Il vero problema, però, era stato sulla terra rimasta in superficie: il caldo aveva continuato ad aumentare. La vegetazione si era seccata. Quasi ovunque in Italia. Chi aveva comprato terreni in Siberia o in Alaska aveva fatto grandi affari. O sull’Appennino e le Alpi. Per non andar lontano. In pianura, invece, quel che non se l’era mangiato il mare, se lo stava mangiando il fuoco. Poi erano cominciate le guerre per quel che restava e nessun luogo era rimasto sicuro.
Il ragazzo aveva perso tutto. Aveva vent’anni. La sua famiglia non era scampata a uno di quegli incendi. Il fuoco correva più veloce delle auto. Un mostro che divorava ogni cosa.
Ma il vero mostro era l’uomo, che aveva scatenato tutto questo. Non era colpa della natura, del mare o delle fiamme. Era nostra, così come l’inferno che ci eravamo meritati.
Il ragazzo spingeva un carrello della spesa in cui aveva ammucchiato tutto quello che aveva ancora e un po’ di provviste. Il suo futuro si chiamava domani. Superare la settimana non sarebbe stato facile. I predatori erano in ogni luogo, pronti a rapinare chiunque. Figuriamoci un ragazzo solo. Fino ad allora, però, ce l’aveva fatta. Tanti altri no. Poteva farcela ancora. Aveva ancora voglia di vivere, anche se non sapeva perché. Prima o poi la Terra avrebbe smesso di bruciare. Lo sperava. Lo sapeva. E andava avanti. Spingendo il suo carrello. Nel fumo. Nella polvere. Nella sabbia. Nel caldo.
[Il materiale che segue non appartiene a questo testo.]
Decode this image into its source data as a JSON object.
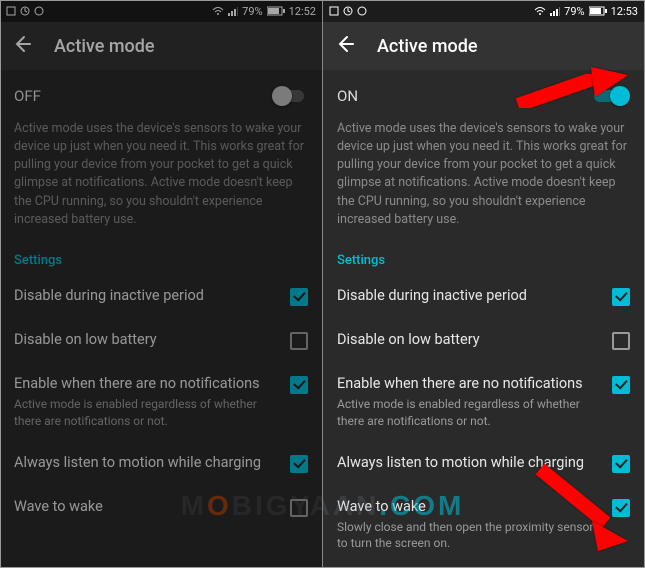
{
  "left": {
    "status": {
      "battery": "79%",
      "time": "12:52"
    },
    "header": {
      "title": "Active mode"
    },
    "toggle": {
      "label": "OFF",
      "on": false
    },
    "description": "Active mode uses the device's sensors to wake your device up just when you need it. This works great for pulling your device from your pocket to get a quick glimpse at notifications. Active mode doesn't keep the CPU running, so you shouldn't experience increased battery use.",
    "sectionLabel": "Settings",
    "settings": [
      {
        "label": "Disable during inactive period",
        "sub": "",
        "checked": true
      },
      {
        "label": "Disable on low battery",
        "sub": "",
        "checked": false
      },
      {
        "label": "Enable when there are no notifications",
        "sub": "Active mode is enabled regardless of whether there are notifications or not.",
        "checked": true
      },
      {
        "label": "Always listen to motion while charging",
        "sub": "",
        "checked": true
      },
      {
        "label": "Wave to wake",
        "sub": "",
        "checked": false
      }
    ]
  },
  "right": {
    "status": {
      "battery": "79%",
      "time": "12:53"
    },
    "header": {
      "title": "Active mode"
    },
    "toggle": {
      "label": "ON",
      "on": true
    },
    "description": "Active mode uses the device's sensors to wake your device up just when you need it. This works great for pulling your device from your pocket to get a quick glimpse at notifications. Active mode doesn't keep the CPU running, so you shouldn't experience increased battery use.",
    "sectionLabel": "Settings",
    "settings": [
      {
        "label": "Disable during inactive period",
        "sub": "",
        "checked": true
      },
      {
        "label": "Disable on low battery",
        "sub": "",
        "checked": false
      },
      {
        "label": "Enable when there are no notifications",
        "sub": "Active mode is enabled regardless of whether there are notifications or not.",
        "checked": true
      },
      {
        "label": "Always listen to motion while charging",
        "sub": "",
        "checked": true
      },
      {
        "label": "Wave to wake",
        "sub": "Slowly close and then open the proximity sensor to turn the screen on.",
        "checked": true
      }
    ]
  },
  "watermark": {
    "t1": "M",
    "t2": "O",
    "t3": "BIGYAAN",
    "t4": ".COM"
  }
}
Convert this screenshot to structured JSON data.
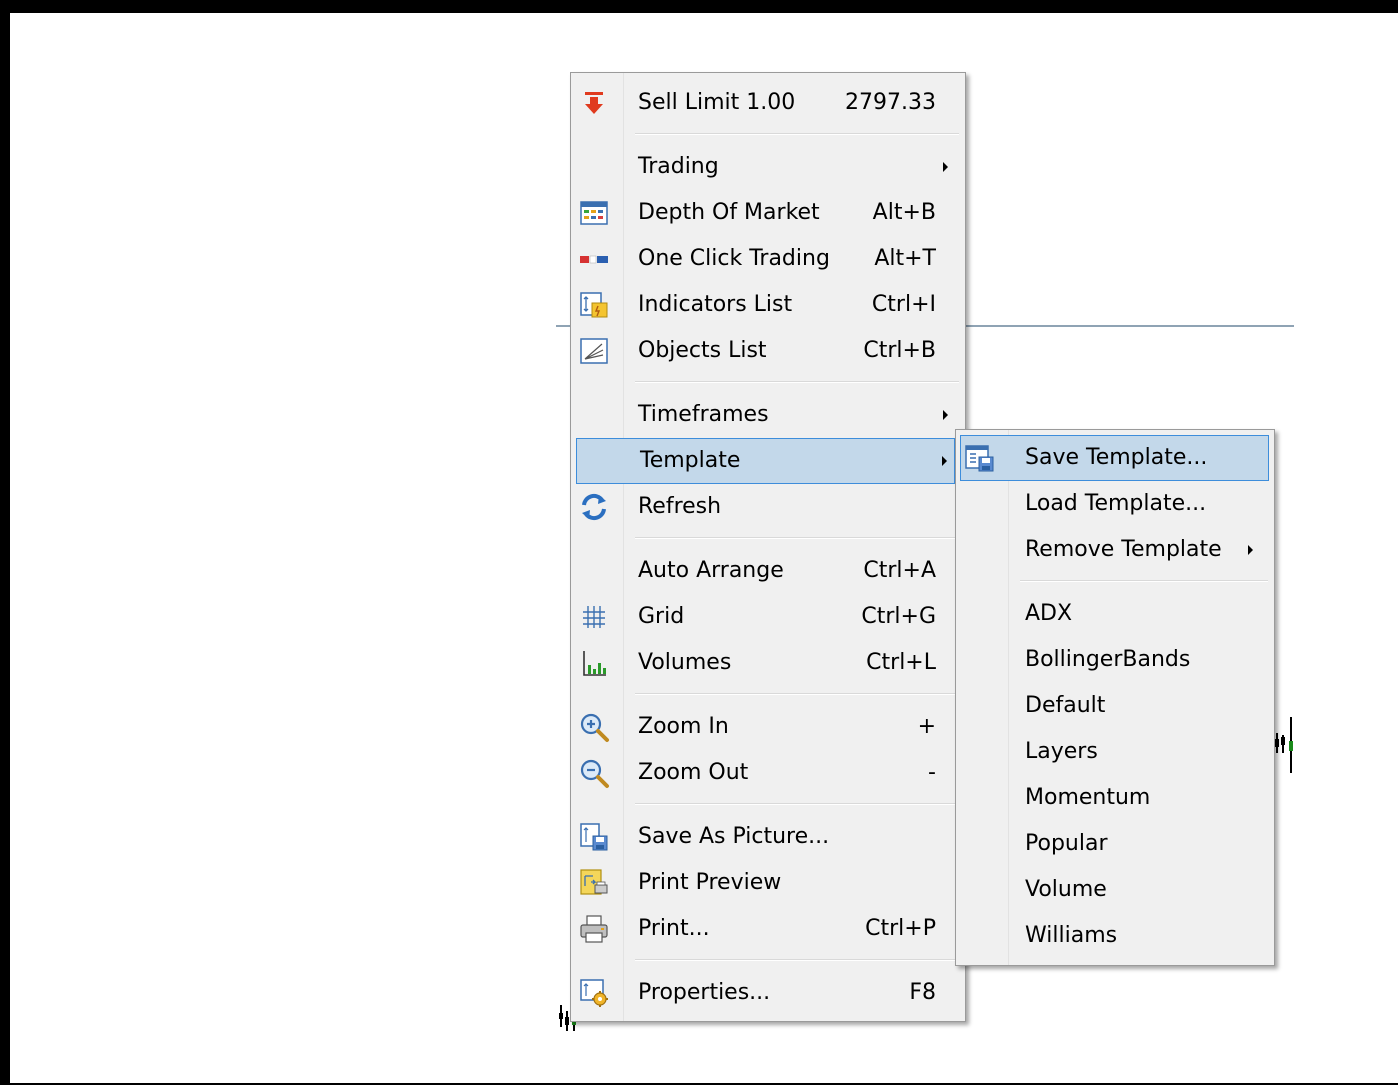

Tutto quel fuoco aumentava l’effetto serra, che aumentava il caldo, che alimentava gli incendi. Una spirale ormai inarrestabile.
Il ragazzo sognava le montagne. Lassù c’era ancora un po’ di vita. Per quanto? Non riusciva a immaginarlo.
Eccolo. Ecco il fuoco che avanzava sospinto dal vento. Era un’ora che il ragazzo non vedeva le fiamme che lo inseguivano. Era stanco. Aveva rallentato. Il fuoco non si stancava. Lo aveva raggiunto. Spinse il carrello su per il sentiero. Sconnesso. Faticoso. Il carrello era fatto per i supermercati, non per i monti. Una ruota schizzò via. Il ragazzo si affannò a rimontarla. Inutile. Sempre più caldo. Le fiamme sempre più vicine. Arraffò le cose più importanti e riprese la fuga. Il fuoco pareva bruciare anche i sassi. Troppo caldo. Il sentiero finiva. Il ragazzo si inerpicò tra gli sterpi. Andò avanti. Ancora e ancora. Una fitta di dolore acuto. La caviglia era andata. Caldo. Troppo. Le fiamme arrivavano. Il ragazzo non poteva più competere con la sua corsa. Ugualmente arrancò. Dolore. Acuto e intenso. Stramazzò al suolo. Ansimò. Attese le fiamme. Rassegnato. Rassegnato alla perdita del domani.